E-Mail-Nachricht: Bitte kommt um 14:30 Uhr kurz in den großen Konferenzraum, denn ich möchte ein großes Missverständnis ausräumen.
Zehn Minuten später drängen sich alle 20 Kollegen von Sara in den Konferenzraum. Sie platzen vor Neugier.
Sara atmet tief durch und geht an den Kopf des Konferenztischs.
Sie achtet darauf, den Bauch einzuziehen.
Äh, ich glaube, ihr habt alle die Neuigkeit von meiner Schwangerschaft gehört.
Glückwünsche tönen durch den Raum, dann hebt Sara abwehrend die Hand.
Nun, Tatsache ist: Ich bin gar nicht schwanger.
Zwanzig große Augenpaare blicken Sara überrascht an.
Sara schaut hinüber zu Miranda.
Miranda, du hast mich heute gefragt, wann es denn so weit ist, und ich wollte deine Gefühle nicht verletzen.
Und ich habe mich davor geschämt, dir zu sagen …
Sara streichelt ihren Bauch.
... dass das bloß Bauchfett ist.
Nachdem Sara diese Neuigkeit verkündet hat, herrscht einen Moment lang verblüfftes Schweigen.
Dann bricht der gesamte Raum in Lachen aus.
Selbst Sara kann sich das Mitlachen nicht verkneifen.
Die Einzige, die die Situation nicht witzig findet, ist Miranda.
Sie verlässt schnell und voller Scham den Raum.
Wow, diese Sache wird dich immer wieder einholen, Sara.

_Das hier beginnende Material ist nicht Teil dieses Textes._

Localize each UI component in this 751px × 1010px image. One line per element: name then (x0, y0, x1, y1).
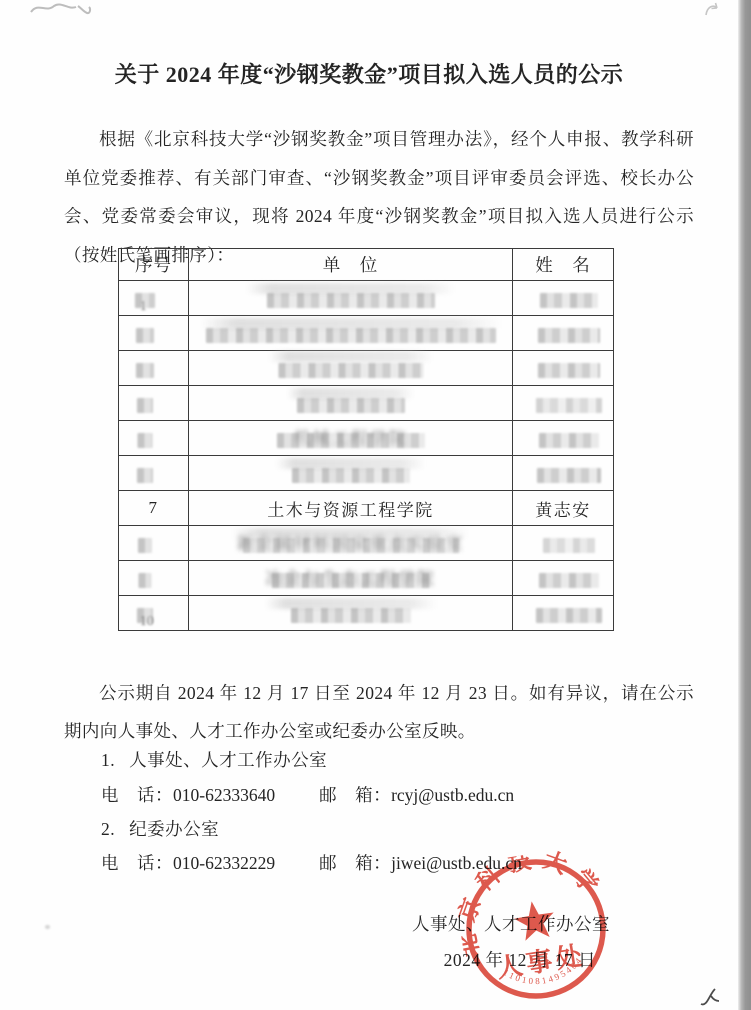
cell-unit (189, 351, 513, 386)
redaction-block (291, 608, 411, 623)
redaction-block (297, 398, 405, 413)
redaction-block (135, 293, 155, 308)
scanned-notice-page: 关于 2024 年度“沙钢奖教金”项目拟入选人员的公示 根据《北京科技大学“沙钢… (0, 0, 751, 1010)
cell-seq (119, 351, 189, 386)
phone-label: 电 话： (101, 850, 173, 875)
redaction-block (267, 293, 435, 308)
table-row-2-redacted (119, 316, 614, 351)
cell-unit: 冶金与生态工程学院 (189, 561, 513, 596)
redaction-block (277, 433, 425, 448)
cell-name (513, 561, 614, 596)
redaction-block (292, 468, 410, 483)
cell-unit (189, 456, 513, 491)
redaction-block (538, 363, 600, 378)
table-row-9-redacted: 冶金与生态工程学院 (119, 561, 614, 596)
cell-unit (189, 386, 513, 421)
contact-2-office: 纪委办公室 (129, 816, 219, 841)
scan-dot-artifact (45, 925, 50, 929)
redaction-block (537, 468, 601, 483)
redaction-block (536, 608, 602, 623)
scan-arrow-artifact (702, 0, 722, 20)
contact-1-email: rcyj@ustb.edu.cn (391, 785, 514, 806)
redaction-block (543, 538, 595, 553)
cell-seq: 10 (119, 596, 189, 631)
cell-seq (119, 386, 189, 421)
cell-unit: 新金属材料国家重点实验室 (189, 526, 513, 561)
table-header-unit: 单 位 (189, 249, 513, 281)
table-row-8-redacted: 新金属材料国家重点实验室 (119, 526, 614, 561)
table-header-row: 序号 单 位 姓 名 (119, 249, 614, 281)
cell-seq: 1 (119, 281, 189, 316)
contact-2-index: 2. (101, 819, 115, 840)
cell-unit (189, 596, 513, 631)
table-row-10-redacted: 10 (119, 596, 614, 631)
cell-seq (119, 526, 189, 561)
redaction-block (136, 363, 154, 378)
cell-seq (119, 561, 189, 596)
table-row-4-redacted (119, 386, 614, 421)
contact-2-phone: 010-62332229 (173, 853, 275, 874)
cell-seq (119, 421, 189, 456)
redaction-block (538, 328, 600, 343)
cell-unit (189, 316, 513, 351)
redaction-block (539, 433, 599, 448)
redaction-block (137, 468, 153, 483)
table-header-name: 姓 名 (513, 249, 614, 281)
cell-unit: 机械工程学院 (189, 421, 513, 456)
cell-name (513, 456, 614, 491)
cell-name (513, 596, 614, 631)
cell-seq: 7 (119, 491, 189, 526)
redaction-block (536, 398, 602, 413)
cell-seq (119, 456, 189, 491)
redaction-smear (268, 351, 433, 362)
scan-mark-artifact (698, 986, 722, 1010)
cell-name (513, 421, 614, 456)
cell-name: 黄志安 (513, 491, 614, 526)
page-title: 关于 2024 年度“沙钢奖教金”项目拟入选人员的公示 (0, 58, 738, 89)
cell-name (513, 526, 614, 561)
table-row-5-redacted: 机械工程学院 (119, 421, 614, 456)
cell-name (513, 386, 614, 421)
period-paragraph: 公示期自 2024 年 12 月 17 日至 2024 年 12 月 23 日。… (64, 674, 694, 750)
contact-1-index: 1. (101, 750, 115, 771)
redaction-block (539, 573, 599, 588)
redaction-block (243, 538, 459, 553)
table-header-seq: 序号 (119, 249, 189, 281)
phone-label: 电 话： (101, 782, 173, 807)
table-row-7-visible: 7 土木与资源工程学院 黄志安 (119, 491, 614, 526)
contact-1-detail-line: 电 话：010-62333640 邮 箱：rcyj@ustb.edu.cn (101, 782, 514, 807)
redaction-block (278, 363, 423, 378)
redaction-block (137, 608, 153, 623)
contact-2-office-line: 2. 纪委办公室 (101, 816, 219, 841)
cell-unit: 土木与资源工程学院 (189, 491, 513, 526)
email-label: 邮 箱： (319, 782, 391, 807)
redaction-block (206, 328, 496, 343)
cell-name (513, 351, 614, 386)
contact-1-office-line: 1. 人事处、人才工作办公室 (101, 747, 327, 772)
cell-seq (119, 316, 189, 351)
email-label: 邮 箱： (319, 850, 391, 875)
redaction-block (136, 328, 154, 343)
redaction-block (139, 573, 152, 588)
contact-1-phone: 010-62333640 (173, 785, 275, 806)
cell-unit (189, 281, 513, 316)
table-row-1-redacted: 1 (119, 281, 614, 316)
cell-name (513, 281, 614, 316)
redaction-block (272, 573, 430, 588)
cell-name (513, 316, 614, 351)
redaction-block (138, 538, 152, 553)
scan-smudge-artifact (28, 0, 108, 20)
awardee-table: 序号 单 位 姓 名 1 (118, 248, 614, 631)
table-row-6-redacted (119, 456, 614, 491)
contact-1-office: 人事处、人才工作办公室 (129, 747, 327, 772)
redaction-block (137, 398, 153, 413)
official-seal: 北京科技大学 人事处 1101081495404 (450, 843, 622, 1010)
table-row-3-redacted (119, 351, 614, 386)
seal-star (512, 898, 557, 942)
redaction-block (540, 293, 598, 308)
scan-edge-strip (738, 0, 751, 1010)
redaction-block (138, 433, 153, 448)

Danke für deine Unterstützung, Bob.
Wollen wir jetzt alle wieder zurück an den Schreibtisch gehen?
Und vielleicht … könnten wir nie wieder darüber reden ...
Aber natürlich hat das Büro wieder darüber gesprochen.
Und wieder und wieder.
Und Bob hat sogar eine Dusche für Saras nicht vorhandenes Baby veranstaltet.
Alle haben sich total betrunken.
Auch Sara, denn sie war ja nicht schwanger.